在这篇博客中,我将分享我在使用生成对抗网络(GAN)进行图像生成方面的一些实验成果。这些实验基于CIFAR-100数据集,旨在通过深度学习模型生成高质量的图像,并探索模型训练过程中的一些关键技术与优化方法。
代码已经资源绑定可以自行参考下载
背景介绍
生成对抗网络(GAN)是一种强大的深度学习框架,由两部分组成:生成器和判别器。生成器负责生成尽可能真实的图像,而判别器的任务是判断这些图像是否真实。在训练过程中,生成器和判别器通过博弈来提升各自的能力,最终达到生成器能够生成高质量图像的效果。

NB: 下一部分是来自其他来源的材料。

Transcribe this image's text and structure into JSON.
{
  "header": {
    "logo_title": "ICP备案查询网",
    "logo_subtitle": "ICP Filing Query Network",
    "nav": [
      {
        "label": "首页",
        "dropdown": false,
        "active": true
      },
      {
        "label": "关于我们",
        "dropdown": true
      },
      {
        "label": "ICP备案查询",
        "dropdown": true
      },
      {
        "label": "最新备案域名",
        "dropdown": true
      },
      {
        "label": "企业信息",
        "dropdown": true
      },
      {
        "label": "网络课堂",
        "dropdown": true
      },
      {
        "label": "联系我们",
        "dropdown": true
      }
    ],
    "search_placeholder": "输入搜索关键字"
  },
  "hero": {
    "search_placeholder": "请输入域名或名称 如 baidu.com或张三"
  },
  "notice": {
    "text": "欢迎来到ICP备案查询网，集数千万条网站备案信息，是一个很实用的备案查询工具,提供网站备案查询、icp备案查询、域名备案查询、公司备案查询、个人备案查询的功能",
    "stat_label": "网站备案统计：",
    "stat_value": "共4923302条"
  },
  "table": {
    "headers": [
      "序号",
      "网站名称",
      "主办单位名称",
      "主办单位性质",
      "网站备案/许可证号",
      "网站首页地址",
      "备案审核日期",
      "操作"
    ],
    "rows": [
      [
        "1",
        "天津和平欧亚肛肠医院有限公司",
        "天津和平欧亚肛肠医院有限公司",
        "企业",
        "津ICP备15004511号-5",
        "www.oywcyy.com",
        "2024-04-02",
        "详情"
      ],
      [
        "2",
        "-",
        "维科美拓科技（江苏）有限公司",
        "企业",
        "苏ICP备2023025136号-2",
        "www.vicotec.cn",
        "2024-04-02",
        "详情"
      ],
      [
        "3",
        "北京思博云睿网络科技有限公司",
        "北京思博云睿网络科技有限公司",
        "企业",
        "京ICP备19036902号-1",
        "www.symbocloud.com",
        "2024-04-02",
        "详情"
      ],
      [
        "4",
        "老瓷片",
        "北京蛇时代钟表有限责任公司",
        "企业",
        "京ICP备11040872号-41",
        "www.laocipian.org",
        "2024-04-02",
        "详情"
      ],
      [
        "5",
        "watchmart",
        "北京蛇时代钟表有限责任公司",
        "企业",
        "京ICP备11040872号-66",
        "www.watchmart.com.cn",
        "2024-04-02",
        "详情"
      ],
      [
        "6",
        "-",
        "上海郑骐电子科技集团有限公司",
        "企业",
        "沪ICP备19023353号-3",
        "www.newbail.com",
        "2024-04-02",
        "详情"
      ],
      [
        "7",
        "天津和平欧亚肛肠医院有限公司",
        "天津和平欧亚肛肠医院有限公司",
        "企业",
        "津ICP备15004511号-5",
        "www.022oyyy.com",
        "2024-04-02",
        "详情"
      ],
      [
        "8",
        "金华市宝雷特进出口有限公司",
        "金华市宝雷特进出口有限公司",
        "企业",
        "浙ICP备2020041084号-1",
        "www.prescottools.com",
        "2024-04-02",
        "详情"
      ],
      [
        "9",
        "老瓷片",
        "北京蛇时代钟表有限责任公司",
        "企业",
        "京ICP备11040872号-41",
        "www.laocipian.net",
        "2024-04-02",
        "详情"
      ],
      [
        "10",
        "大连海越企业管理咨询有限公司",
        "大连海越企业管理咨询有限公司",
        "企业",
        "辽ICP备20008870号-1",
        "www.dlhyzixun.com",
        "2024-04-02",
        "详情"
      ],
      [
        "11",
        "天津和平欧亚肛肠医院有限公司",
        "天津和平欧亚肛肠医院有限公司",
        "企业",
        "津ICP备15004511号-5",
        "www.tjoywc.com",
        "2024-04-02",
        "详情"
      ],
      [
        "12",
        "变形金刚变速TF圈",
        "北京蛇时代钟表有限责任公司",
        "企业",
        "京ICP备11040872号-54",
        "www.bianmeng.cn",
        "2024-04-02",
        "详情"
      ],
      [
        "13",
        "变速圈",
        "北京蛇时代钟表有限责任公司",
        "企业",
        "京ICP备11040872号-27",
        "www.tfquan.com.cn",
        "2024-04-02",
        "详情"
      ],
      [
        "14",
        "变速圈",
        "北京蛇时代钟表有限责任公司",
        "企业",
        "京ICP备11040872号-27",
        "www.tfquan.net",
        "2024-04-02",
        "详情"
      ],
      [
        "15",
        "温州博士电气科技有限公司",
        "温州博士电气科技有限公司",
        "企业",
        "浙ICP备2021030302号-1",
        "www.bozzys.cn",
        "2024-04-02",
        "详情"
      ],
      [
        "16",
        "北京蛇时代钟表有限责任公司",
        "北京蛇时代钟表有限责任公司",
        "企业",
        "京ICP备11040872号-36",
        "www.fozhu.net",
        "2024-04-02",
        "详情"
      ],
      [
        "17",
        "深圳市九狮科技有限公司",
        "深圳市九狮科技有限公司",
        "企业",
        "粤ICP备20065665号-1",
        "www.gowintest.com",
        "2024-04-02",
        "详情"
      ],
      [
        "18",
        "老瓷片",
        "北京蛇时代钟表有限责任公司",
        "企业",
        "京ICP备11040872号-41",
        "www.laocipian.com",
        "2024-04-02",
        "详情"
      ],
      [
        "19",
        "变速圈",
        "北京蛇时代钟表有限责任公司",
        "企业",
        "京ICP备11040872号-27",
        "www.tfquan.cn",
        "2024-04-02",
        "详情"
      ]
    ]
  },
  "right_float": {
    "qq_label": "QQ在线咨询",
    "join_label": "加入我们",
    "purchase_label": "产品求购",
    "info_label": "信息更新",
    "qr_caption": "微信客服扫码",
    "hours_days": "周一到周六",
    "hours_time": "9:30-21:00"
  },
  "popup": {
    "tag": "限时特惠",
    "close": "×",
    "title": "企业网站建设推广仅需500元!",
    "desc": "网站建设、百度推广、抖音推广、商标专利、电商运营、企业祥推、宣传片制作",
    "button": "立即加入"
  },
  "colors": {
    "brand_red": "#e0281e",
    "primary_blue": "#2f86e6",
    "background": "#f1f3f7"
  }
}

在本实验中,我选择了CIFAR-100数据集,该数据集包含100个类别的彩色图像,每个图像的尺寸为32x32。我在此基础上进行了一系列的模型优化与技术探索,旨在生成具有较高视觉质量的图像。
模型架构
-
生成器(Generator):生成器的任务是根据一个随机噪声(latent vector)生成图像。为了增强生成图像的质量,我设计了一些创新的技术,包括条件批归一化(Conditional BatchNorm2d)和自注意力机制(Self Attention)等。此外,我还使用了交叉注意力机制(Cross Attention)将标签信息与图像特征进行融合,以提高模型在类别生成上的表现。
-
判别器(Discriminator):判别器用于判断输入图像是来自真实数据集还是由生成器生成的。通过使用残差块(ResBlockD)和谱归一化(Spectral Normalization)等技术,判别器能够在训练中更好地学习和判别图像的真实性。
实验代码
import os
import shutil
import torch
import time
import torch.nn as nn
import torch.optim as optim
import torchvision.utils as vutils
import torchvision.transforms as transforms
from torchvision import datasets
from torchvision.models import inception_v3
from torch.utils.data import DataLoader
import torch.nn.functional as F
import numpy as np
import torch.nn.utils.spectral_norm as spectral_norm # 导入谱归一化
# 超参数
latent_dim = 128
num_classes = 100 # CIFAR-100 类别数
img_size = 32
channels = 3
batch_size = 128
n_epochs = 100
device = torch.device("cuda" if torch.cuda.is_available() else "cpu")
# 数据预处理
transform = transforms.Compose([
transforms.RandomHorizontalFlip(p=0.5), # 随机水平翻转
transforms.Resize(img_size),
transforms.ToTensor(),
transforms.Normalize([0.5]*channels, [0.5]*channels),
])
# 加载数据集
train_dataset = datasets.CIFAR100(root='data', train=True, transform=transform, download=True)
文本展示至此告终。